Ce qui paraît cependant certain, c’est que l’émir n’est pas au mieux de sa forme. Pour un informateur, il serait admis à l’hôpital de la ville gardée à l’occasion par des jihadistes pakistanais et afghans et soigné par des médecins dépêchés à son chevet par avion. Quant à Abuzeid, après Tombouctou où il a tenu des réunions avec les troupes salafistes et les oulémas, il se trouvait encore vendredi à Gao où il occupe une villa avec une vue imprenable sur le fleuve Niger. A côté de ces célébrités, il y a les éléments de la Dawa islamiques qui prêchent dans les mosquées et les « pieds nus », un mouvement islamico-naturiste dont le chef était emprisonné à Tombouctou jusqu’en octobre 2011 après avoir été condamné à vie pour l’assassinat du juge de Dioîla vers la fin des années 1990. A Gao, on signale également la présence de Hamada Ould Mohamed, alias Abou Gomgom, sergent recruteur et chef du Mujao avec son armée internationale de Maliens, Tchadiens, Mauritaniens, bissau guinéens, Nigérians, etc. Et puis, il y a le monsieur public relations de cette nébuleuse ouest-africaine : Abdoul Hakim. Lequel parcourt les lieux de causerie des jeunes, essaient d’occuper ceux qu’il peut avec des petits boulots et essaie d’assouplir la police jihadiste. C’est lui qui a ré-autorisé le football et la télé après la première marche de protestation des jeunes en mai dernier.
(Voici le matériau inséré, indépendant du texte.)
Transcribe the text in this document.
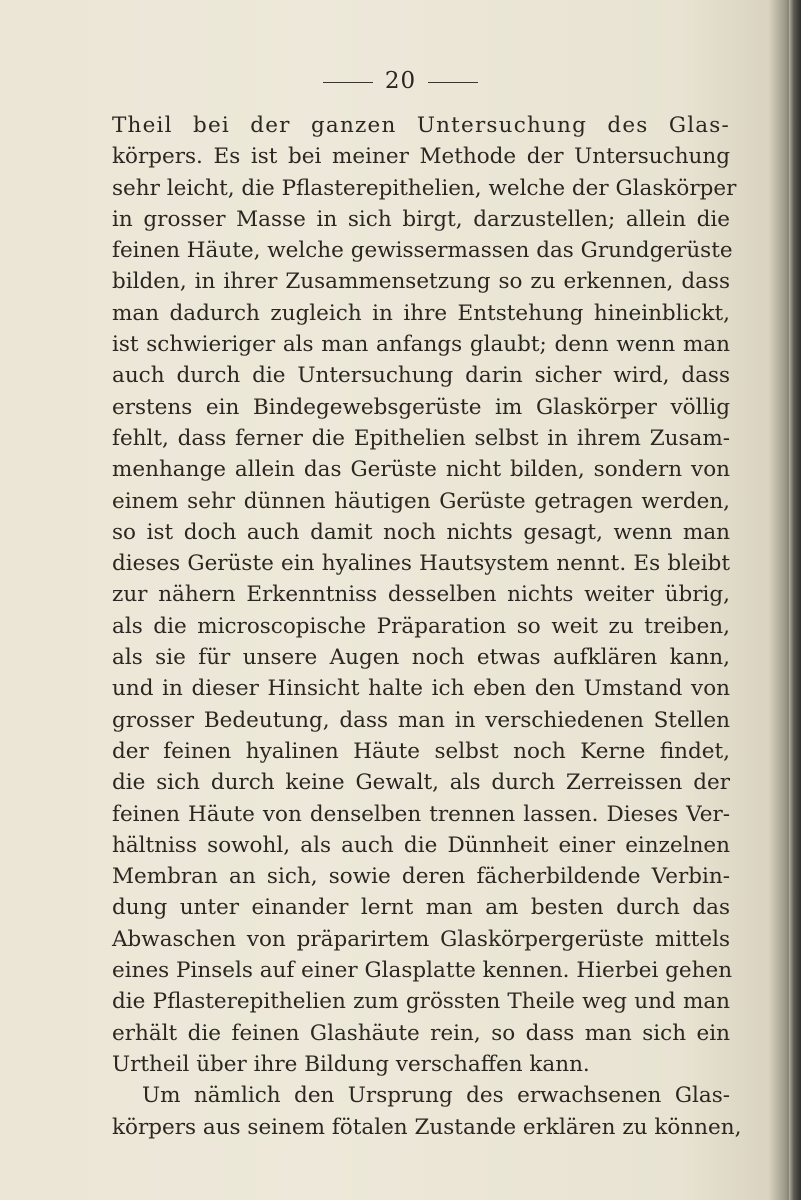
20
Theil bei der ganzen Untersuchung des Glas-
körpers. Es ist bei meiner Methode der Untersuchung
sehr leicht, die Pflasterepithelien, welche der Glaskörper
in grosser Masse in sich birgt, darzustellen; allein die
feinen Häute, welche gewissermassen das Grundgerüste
bilden, in ihrer Zusammensetzung so zu erkennen, dass
man dadurch zugleich in ihre Entstehung hineinblickt,
ist schwieriger als man anfangs glaubt; denn wenn man
auch durch die Untersuchung darin sicher wird, dass
erstens ein Bindegewebsgerüste im Glaskörper völlig
fehlt, dass ferner die Epithelien selbst in ihrem Zusam-
menhange allein das Gerüste nicht bilden, sondern von
einem sehr dünnen häutigen Gerüste getragen werden,
so ist doch auch damit noch nichts gesagt, wenn man
dieses Gerüste ein hyalines Hautsystem nennt. Es bleibt
zur nähern Erkenntniss desselben nichts weiter übrig,
als die microscopische Präparation so weit zu treiben,
als sie für unsere Augen noch etwas aufklären kann,
und in dieser Hinsicht halte ich eben den Umstand von
grosser Bedeutung, dass man in verschiedenen Stellen
der feinen hyalinen Häute selbst noch Kerne findet,
die sich durch keine Gewalt, als durch Zerreissen der
feinen Häute von denselben trennen lassen. Dieses Ver-
hältniss sowohl, als auch die Dünnheit einer einzelnen
Membran an sich, sowie deren fächerbildende Verbin-
dung unter einander lernt man am besten durch das
Abwaschen von präparirtem Glaskörpergerüste mittels
eines Pinsels auf einer Glasplatte kennen. Hierbei gehen
die Pflasterepithelien zum grössten Theile weg und man
erhält die feinen Glashäute rein, so dass man sich ein
Urtheil über ihre Bildung verschaffen kann.
Um nämlich den Ursprung des erwachsenen Glas-
körpers aus seinem fötalen Zustande erklären zu können,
Quatre morts, douze blessés
C’est aussi lui qui a pris la tête de la colonne du Mujao qui a intimé l’ordre au Mnla d’arrêter le massacre du mardi suite à la manifestation des jeunes contre l’assassinat de l’élu municipal et enseignant Idrissa Oumarou le lundi soir pour des motifs qui ne seraient pas crapuleux. « Tout remonte, selon nos sources, à la réunion animée par Moussa Ag Assarid, un des porte-paroles du Mnla, il y a quelques jours à Gao ». Quand cet écrivain a prêché le pardon et la réconciliation lors de cette réunion, l’enseignant lui aurait rétorqué que c’était trop simple, qu’on ne pouvait pas « détruire des villes et des vies et décréter après que c’est fini et qu’il faut que tout redevienne comme avant ». Idrissa Oumarou, de sources concordantes, était, semble t-il, dans le collimateur du Mnla en raison de son éloquence persuasive. Sa mort serait donc une sentence. Mais ses assassins et sa moto ont été retrouvées par le Mujao mardi après-midi après de très chaudes empoignades entre les jeunes de Gao et les troupes du Mnla qui ont tiré sur les manifestants à bout portant, entre l’Assemblée Régionale et le Gouvernorat, tuant quatre personnes et blessant douze autres dont deux grièvement et transportées à Niamey par le Cicr. Le calme était revenu vers la fin de l’après-midi mais les jeunes de Gao ont promis de ne plus se laisser faire. « Même si nous devons tous y laisser la vie », promet mardi nuit, l’un des meneurs de la marche partie du cimetière mardi après l’enterrement de l’enseignant assassiné. Pratiquement au même moment, les jeunes de Douentza, eux aussi, manifestaient contre les exactions du Mnla accusé de piller, rançonner et terroriser la population. « Par exemple, il nous demande des pièces d’identités –maliennes, s’il vous plaît- et quand on ne les a pas ou quand elles sont périmées, il nous font payer 1500 cfa ». On leur reproche aussi des razzias d’animaux, des pillages de boutiques ainsi que le paiement forcé de l’effort de guerre par les populations. Malgré plusieurs tirs de sommation, les troupes du Mnla n’ont pu obtenir la fin des manifestations que tard dans l’après-midi après que certains de leurs responsables aient promis amende honorable et interdit à leurs éléments d’entrer désormais dans la ville de Douentza.